Police arrested approximately 20 protesters who broke into and occupied a vacant two-story building at 535-537 Castro St. Wednesday night. The protesters, part of a group of more than 50 people who had gathered at Dolores Park in honor of World Homeless Day, marched to the building in an effort to draw attention to the needs of homeless people.
More than 40 officers, including some in riot gear, followed the protesters, who held signs and chanted “House keys, not handcuffs.” A “For Lease” sign hung in one of the building’s windows.
Tommi Avicolli Mecca, director of the counseling program at the Housing Rights Committee of San Francisco, joined march organizers from the housing and advocacy group Homes Not Jails. A pamphlet handed out by the organization stated that the property owner, Leslie Natali, has kept the property vacant for five years.

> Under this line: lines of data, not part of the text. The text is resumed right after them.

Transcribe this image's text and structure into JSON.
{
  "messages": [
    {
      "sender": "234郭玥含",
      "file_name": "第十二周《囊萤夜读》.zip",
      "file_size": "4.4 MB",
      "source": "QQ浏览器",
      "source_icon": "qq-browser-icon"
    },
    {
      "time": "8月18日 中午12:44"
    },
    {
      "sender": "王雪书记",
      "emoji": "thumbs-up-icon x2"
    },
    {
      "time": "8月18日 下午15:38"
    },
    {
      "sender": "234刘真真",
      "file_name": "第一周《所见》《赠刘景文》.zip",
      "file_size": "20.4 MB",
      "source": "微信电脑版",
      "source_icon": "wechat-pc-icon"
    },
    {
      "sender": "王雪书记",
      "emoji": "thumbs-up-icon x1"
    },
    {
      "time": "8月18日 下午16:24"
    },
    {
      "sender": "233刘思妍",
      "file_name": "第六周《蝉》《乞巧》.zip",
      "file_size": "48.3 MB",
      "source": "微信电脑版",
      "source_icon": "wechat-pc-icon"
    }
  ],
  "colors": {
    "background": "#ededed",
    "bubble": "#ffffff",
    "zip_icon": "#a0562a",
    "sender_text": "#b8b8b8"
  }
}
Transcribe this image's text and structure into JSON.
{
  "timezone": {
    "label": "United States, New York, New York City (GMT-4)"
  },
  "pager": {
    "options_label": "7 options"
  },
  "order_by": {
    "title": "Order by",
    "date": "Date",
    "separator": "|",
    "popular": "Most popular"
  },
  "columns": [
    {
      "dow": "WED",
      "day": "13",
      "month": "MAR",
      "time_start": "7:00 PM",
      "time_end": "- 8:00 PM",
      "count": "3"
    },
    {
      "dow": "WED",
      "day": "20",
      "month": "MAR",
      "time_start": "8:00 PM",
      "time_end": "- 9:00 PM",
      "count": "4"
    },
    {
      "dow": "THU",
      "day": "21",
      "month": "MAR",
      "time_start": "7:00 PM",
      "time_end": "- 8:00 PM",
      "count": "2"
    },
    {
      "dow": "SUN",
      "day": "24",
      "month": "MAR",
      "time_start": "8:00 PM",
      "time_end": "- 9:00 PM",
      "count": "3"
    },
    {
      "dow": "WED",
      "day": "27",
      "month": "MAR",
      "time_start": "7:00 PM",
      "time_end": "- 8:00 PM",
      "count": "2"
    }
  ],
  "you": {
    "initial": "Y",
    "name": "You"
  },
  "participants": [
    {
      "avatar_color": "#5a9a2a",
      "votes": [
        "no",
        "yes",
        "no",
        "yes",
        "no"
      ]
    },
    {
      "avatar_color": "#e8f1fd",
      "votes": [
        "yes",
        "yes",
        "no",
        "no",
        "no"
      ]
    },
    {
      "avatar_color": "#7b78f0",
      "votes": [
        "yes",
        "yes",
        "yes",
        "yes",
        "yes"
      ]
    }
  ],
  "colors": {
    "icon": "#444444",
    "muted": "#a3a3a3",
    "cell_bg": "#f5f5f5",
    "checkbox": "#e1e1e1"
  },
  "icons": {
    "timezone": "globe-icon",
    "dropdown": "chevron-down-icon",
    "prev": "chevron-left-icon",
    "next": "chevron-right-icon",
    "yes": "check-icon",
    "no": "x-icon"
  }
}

“It’s insane that there are 10,000 homeless and we have vacant units,” Mecca said. “We are occupying it. If the landlord’s got so much money that he can keep it vacant, then let the city take it.”
The second-story residential space was the first to be unlocked by the protesters for homeless people and other marchers to occupy. Approximately 20 minutes later, the commercial space on the first floor was opened.
Protesters occupied the building for close to an hour, gathering in a room and hanging out of windows as people on the street yelled at police. Two people on the roof draped a banner over the side of building that read “GENTRIFICATION = ASSIMILATION.”
When a metal chain was dropped or fell from the roof, police took action.
“The persons that were up there had black hoodies and black masks,” SFPD spokesman Sgt. Michael Andraychak said of the people on the roof. He noted that protesters who have vandalized Mission businesses in the past have worn similar costumes. “To avoid any further damage, officers moved in.”
After gathering evidence and questioning protesters inside the building for more than two hours, officers turned off the lights on the second floor. The protesters who were arrested are being charged with burglary and property damage, among other charges. According to Andraychak, the damage to doors, sheetrock and other property could add up to thousands of dollars.
Protester Alix Txe, who has been involved with Homes Not Jails for two years, said that she disagrees with some of her peers’ aggressive tactics but believes the group is doing good for the homeless.
“It takes all kinds of people to form a community,” she said.